India Mulls Policy Seeking Participation Of Startups In Space Missions

The government is looking to allow startups to use ISRO technologies and platforms

Policy changes to allow startups to work closely in space missions are also on the cards

There are about 120 active startups in the startups in the spacetech segment in India

In a bid to encourage wider participation of startups in the spacetech segment, the Indian government is now looking to come up with a policy to ease the regulatory environment for ISRO programmes and space missions.

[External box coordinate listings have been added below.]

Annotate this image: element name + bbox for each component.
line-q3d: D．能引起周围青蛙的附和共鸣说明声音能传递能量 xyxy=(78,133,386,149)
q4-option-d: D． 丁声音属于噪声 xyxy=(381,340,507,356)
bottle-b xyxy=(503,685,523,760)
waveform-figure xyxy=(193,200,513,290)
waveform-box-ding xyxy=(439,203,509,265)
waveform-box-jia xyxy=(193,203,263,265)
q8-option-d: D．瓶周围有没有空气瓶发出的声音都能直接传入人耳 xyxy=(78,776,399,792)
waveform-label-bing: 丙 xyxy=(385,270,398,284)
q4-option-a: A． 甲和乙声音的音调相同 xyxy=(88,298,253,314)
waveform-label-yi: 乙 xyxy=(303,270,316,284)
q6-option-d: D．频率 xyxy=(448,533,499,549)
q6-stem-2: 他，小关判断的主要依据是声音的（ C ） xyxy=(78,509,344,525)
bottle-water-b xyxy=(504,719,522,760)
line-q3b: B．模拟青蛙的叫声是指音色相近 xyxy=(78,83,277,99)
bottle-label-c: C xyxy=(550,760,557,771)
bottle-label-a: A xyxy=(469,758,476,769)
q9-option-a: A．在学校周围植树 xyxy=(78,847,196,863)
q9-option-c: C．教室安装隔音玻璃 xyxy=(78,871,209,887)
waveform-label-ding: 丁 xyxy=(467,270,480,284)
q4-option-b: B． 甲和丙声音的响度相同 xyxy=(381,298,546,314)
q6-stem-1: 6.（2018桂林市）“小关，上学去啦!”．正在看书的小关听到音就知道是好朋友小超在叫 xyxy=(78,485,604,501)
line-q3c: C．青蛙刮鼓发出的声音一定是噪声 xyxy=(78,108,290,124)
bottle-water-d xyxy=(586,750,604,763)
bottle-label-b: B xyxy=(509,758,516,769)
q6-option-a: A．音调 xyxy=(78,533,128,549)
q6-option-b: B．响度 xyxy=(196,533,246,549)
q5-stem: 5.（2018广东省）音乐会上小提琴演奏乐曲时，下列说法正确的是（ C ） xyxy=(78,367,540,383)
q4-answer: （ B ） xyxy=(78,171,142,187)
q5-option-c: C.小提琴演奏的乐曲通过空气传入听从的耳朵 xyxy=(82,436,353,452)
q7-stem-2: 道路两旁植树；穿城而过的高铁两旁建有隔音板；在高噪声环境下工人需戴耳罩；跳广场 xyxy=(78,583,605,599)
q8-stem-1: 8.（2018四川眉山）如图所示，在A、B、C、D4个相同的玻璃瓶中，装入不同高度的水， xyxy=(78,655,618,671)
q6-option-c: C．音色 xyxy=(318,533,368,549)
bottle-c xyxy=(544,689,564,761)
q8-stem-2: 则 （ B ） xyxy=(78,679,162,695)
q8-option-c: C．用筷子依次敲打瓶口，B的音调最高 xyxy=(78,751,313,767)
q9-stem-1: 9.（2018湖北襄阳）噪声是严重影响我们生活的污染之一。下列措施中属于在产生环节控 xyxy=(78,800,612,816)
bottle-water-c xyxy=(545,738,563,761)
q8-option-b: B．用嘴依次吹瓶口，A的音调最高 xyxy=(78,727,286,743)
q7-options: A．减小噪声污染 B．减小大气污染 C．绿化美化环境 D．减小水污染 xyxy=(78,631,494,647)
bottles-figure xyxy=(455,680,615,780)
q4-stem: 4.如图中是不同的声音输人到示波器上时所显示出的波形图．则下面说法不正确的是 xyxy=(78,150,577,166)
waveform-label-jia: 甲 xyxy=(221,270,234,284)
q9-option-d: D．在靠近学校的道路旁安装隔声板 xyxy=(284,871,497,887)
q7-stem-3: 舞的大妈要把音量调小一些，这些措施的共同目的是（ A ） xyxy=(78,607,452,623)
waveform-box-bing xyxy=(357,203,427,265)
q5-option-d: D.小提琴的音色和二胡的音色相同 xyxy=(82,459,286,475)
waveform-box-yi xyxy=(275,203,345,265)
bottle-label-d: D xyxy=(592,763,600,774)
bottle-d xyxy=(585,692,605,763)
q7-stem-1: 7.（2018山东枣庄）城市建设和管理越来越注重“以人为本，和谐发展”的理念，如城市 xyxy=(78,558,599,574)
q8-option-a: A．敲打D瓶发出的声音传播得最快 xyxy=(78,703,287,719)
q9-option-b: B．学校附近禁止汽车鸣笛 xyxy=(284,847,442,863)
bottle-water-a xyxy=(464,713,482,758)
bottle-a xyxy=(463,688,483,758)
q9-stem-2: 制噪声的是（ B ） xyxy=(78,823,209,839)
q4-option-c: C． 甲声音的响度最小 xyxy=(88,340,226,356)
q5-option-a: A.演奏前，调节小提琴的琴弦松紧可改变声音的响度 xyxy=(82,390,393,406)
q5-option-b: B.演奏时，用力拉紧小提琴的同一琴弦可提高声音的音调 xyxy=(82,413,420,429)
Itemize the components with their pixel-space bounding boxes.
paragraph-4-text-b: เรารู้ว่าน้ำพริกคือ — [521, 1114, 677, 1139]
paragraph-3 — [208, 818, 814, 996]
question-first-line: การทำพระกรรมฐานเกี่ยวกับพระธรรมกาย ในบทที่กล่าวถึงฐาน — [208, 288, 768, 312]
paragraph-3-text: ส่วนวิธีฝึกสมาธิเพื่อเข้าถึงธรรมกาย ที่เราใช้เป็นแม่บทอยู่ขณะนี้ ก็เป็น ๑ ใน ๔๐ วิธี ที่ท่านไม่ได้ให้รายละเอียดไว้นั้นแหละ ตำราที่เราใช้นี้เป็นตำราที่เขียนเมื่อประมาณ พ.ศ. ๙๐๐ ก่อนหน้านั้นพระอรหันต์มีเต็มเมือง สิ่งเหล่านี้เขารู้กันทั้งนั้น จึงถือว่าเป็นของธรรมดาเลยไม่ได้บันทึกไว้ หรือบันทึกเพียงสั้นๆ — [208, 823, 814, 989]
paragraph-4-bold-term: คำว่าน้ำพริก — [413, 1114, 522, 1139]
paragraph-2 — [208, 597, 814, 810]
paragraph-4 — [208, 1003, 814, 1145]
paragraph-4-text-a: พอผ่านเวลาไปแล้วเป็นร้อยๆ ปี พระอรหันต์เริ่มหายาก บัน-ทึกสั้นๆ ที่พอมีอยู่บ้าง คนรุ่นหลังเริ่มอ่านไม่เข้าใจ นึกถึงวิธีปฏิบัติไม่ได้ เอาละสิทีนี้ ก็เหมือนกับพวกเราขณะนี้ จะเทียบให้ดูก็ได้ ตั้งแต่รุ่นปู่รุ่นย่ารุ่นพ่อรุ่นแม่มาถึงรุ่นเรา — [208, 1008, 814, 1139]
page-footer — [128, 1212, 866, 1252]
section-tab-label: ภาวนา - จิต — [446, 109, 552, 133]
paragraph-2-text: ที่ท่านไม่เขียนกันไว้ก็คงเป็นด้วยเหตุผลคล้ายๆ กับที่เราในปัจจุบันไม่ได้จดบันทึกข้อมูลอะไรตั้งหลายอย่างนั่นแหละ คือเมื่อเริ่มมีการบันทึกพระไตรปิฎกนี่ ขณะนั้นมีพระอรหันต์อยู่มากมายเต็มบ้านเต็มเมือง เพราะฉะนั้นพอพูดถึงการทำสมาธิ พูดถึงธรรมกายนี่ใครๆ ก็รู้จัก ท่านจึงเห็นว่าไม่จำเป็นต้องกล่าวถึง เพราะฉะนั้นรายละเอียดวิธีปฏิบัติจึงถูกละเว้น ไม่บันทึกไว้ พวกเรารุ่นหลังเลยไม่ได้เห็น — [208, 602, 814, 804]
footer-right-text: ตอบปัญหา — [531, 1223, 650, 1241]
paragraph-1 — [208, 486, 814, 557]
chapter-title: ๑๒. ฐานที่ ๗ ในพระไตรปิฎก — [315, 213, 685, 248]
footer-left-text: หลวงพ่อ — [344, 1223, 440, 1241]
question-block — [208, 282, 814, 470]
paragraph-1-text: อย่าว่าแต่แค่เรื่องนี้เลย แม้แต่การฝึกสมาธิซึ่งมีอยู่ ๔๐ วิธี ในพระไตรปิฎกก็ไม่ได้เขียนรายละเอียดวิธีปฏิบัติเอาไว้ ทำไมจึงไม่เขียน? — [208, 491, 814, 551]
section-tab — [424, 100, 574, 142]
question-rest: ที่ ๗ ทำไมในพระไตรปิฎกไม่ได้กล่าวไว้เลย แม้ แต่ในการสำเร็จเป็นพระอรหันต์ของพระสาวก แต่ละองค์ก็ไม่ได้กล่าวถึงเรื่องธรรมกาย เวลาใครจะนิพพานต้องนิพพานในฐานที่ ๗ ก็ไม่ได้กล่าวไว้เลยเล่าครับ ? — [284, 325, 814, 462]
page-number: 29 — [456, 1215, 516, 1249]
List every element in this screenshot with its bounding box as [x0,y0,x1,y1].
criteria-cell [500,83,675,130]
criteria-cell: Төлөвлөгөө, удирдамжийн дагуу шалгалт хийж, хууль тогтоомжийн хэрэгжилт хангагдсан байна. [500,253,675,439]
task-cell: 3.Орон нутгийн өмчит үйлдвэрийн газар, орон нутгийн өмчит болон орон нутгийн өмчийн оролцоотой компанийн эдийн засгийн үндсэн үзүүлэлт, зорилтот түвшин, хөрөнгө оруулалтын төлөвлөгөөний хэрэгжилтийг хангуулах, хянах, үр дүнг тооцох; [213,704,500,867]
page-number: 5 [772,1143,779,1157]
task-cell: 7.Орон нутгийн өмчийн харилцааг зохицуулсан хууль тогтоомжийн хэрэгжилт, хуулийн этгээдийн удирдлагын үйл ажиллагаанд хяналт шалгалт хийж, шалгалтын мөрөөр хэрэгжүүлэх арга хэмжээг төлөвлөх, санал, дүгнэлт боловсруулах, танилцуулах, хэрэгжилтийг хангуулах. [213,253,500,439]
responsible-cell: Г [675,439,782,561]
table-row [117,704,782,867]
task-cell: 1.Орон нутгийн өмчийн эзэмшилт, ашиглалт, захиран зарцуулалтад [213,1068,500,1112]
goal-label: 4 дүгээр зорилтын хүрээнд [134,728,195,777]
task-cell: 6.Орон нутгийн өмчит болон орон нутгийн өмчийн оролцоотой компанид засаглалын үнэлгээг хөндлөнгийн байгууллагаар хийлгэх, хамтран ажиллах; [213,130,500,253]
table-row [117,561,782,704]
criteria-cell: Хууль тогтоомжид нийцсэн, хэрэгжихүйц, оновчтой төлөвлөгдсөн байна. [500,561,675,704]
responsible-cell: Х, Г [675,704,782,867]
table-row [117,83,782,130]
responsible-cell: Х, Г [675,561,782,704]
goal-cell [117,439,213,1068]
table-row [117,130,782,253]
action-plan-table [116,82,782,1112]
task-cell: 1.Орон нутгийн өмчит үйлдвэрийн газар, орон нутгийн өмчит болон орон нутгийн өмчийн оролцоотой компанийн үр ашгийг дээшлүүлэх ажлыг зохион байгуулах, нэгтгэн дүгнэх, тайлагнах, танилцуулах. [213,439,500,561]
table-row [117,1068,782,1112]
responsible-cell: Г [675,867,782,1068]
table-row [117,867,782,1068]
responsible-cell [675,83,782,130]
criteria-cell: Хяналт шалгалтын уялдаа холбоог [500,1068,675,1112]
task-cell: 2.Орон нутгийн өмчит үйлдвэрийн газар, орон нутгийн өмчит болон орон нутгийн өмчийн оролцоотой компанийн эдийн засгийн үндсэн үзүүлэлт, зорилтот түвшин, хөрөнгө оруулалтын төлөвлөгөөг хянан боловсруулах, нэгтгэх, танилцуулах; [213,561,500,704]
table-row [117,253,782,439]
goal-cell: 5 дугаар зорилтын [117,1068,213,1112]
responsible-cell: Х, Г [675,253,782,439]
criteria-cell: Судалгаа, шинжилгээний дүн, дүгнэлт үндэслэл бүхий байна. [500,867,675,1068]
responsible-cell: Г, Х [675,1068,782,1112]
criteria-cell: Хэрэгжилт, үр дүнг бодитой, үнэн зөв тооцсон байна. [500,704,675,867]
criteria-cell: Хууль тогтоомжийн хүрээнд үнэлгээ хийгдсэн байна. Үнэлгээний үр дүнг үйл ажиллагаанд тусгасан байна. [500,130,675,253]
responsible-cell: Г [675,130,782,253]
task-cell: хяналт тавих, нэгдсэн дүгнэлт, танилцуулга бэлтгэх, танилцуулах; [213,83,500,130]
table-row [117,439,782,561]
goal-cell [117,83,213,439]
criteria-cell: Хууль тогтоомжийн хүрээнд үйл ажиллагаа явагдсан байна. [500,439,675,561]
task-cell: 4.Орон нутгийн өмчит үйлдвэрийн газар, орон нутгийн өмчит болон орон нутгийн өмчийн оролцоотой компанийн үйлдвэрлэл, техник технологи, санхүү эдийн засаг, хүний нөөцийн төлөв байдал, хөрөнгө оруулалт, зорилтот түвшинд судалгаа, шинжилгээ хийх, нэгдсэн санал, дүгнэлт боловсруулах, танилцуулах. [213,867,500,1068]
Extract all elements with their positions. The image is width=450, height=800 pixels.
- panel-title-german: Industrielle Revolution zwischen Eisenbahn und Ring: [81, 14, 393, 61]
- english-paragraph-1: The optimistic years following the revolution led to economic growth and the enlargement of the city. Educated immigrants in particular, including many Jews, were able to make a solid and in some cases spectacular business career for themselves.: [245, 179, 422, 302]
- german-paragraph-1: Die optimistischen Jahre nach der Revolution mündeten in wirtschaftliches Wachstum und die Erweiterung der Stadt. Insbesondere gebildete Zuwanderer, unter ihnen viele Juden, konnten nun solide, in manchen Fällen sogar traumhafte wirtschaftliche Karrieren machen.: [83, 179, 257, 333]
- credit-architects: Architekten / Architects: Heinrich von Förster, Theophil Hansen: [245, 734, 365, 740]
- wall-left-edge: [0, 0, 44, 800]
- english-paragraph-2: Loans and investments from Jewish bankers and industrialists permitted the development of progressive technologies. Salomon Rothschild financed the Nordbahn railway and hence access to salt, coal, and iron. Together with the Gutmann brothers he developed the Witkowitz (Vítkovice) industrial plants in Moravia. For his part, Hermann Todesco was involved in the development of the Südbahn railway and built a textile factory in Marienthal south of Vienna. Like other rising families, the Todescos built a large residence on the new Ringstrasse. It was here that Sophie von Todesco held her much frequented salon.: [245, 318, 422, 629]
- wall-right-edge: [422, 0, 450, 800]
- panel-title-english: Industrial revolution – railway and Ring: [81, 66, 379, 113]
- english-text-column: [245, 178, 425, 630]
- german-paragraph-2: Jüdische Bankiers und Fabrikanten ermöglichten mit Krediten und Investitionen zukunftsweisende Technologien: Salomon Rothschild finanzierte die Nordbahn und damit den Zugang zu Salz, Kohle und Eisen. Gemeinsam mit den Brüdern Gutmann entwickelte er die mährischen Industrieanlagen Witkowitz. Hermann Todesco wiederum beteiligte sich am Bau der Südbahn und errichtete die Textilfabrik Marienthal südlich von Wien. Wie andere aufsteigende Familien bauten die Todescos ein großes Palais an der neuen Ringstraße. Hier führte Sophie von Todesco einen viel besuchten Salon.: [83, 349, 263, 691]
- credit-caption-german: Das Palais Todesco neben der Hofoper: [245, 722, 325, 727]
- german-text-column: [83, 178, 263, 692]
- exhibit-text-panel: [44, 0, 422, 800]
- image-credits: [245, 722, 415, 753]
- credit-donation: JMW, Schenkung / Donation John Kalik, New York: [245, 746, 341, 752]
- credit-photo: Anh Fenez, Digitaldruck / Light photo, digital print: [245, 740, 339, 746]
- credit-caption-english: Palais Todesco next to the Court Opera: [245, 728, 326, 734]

Speaking at a press conference, FM Nirmala Sitharaman said that Indian private sector will be a major participant in India’s space journey. “The government is going to provide a level playing field for private companies which can facilitate satellite making, launches and other space-related activities.”

For this, the government will allow spacetech startups and private companies to use the facilities technologies developed by the Indian Space Research Organisation (ISRO). At the same time, spacetech startups will be able to work on projects such as space exploration and outer space programmes.

Meanwhile, the government is soon expected to come up with a liberal geospatial data policy for providing startups with remote sensing data. The remote sensing data helps organisations to gather information about extra-terrestrial objects floating in the space.

Rise Of Indian Spacetech Startups

According to Datalabs by Inc42, there are about 120 active startups in the startups in the spacetech segment in India. These numbers have increased drastically since 2014 as around 64% of space or aerospace startups were launched in or after 2014.

From propulsion and rocket technology ventures such as Bellatrix, to satellite makers such as Dhruva Space and Team Indus, many startups have recently made an entry into the aviation and aerospace segment. Some of the startups like Kawa Space are even democratising space by providing space-as-a-service.

This new wave of space technology startups breaking off across India has been largely made possible due to a reduction in launch costs and ISRO’s continued efforts for promoting entrepreneurship in the country.

In 2018, ISRO announced its plans to launch incubators across India to groom spacetech startups. The programme is working with startups that build newer solutions in rocketry, communication satellites, and applications based on remote sensing data.

Besides ISRO, Kerala Startup Mission (KSUM) is also bolstering the growth of spacetech startups in India. KSUM has a Kerala Space Park, which was established in Trivandrum, which encourages startups to be a part of this spacetech initiative.

Under the initiative, KSUM, in 2019, launched STADE (Space Technology Application Development Ecosystem) which is backed by ISRO’s Vikram Sarabhai Space Center and Airbus Bizlab.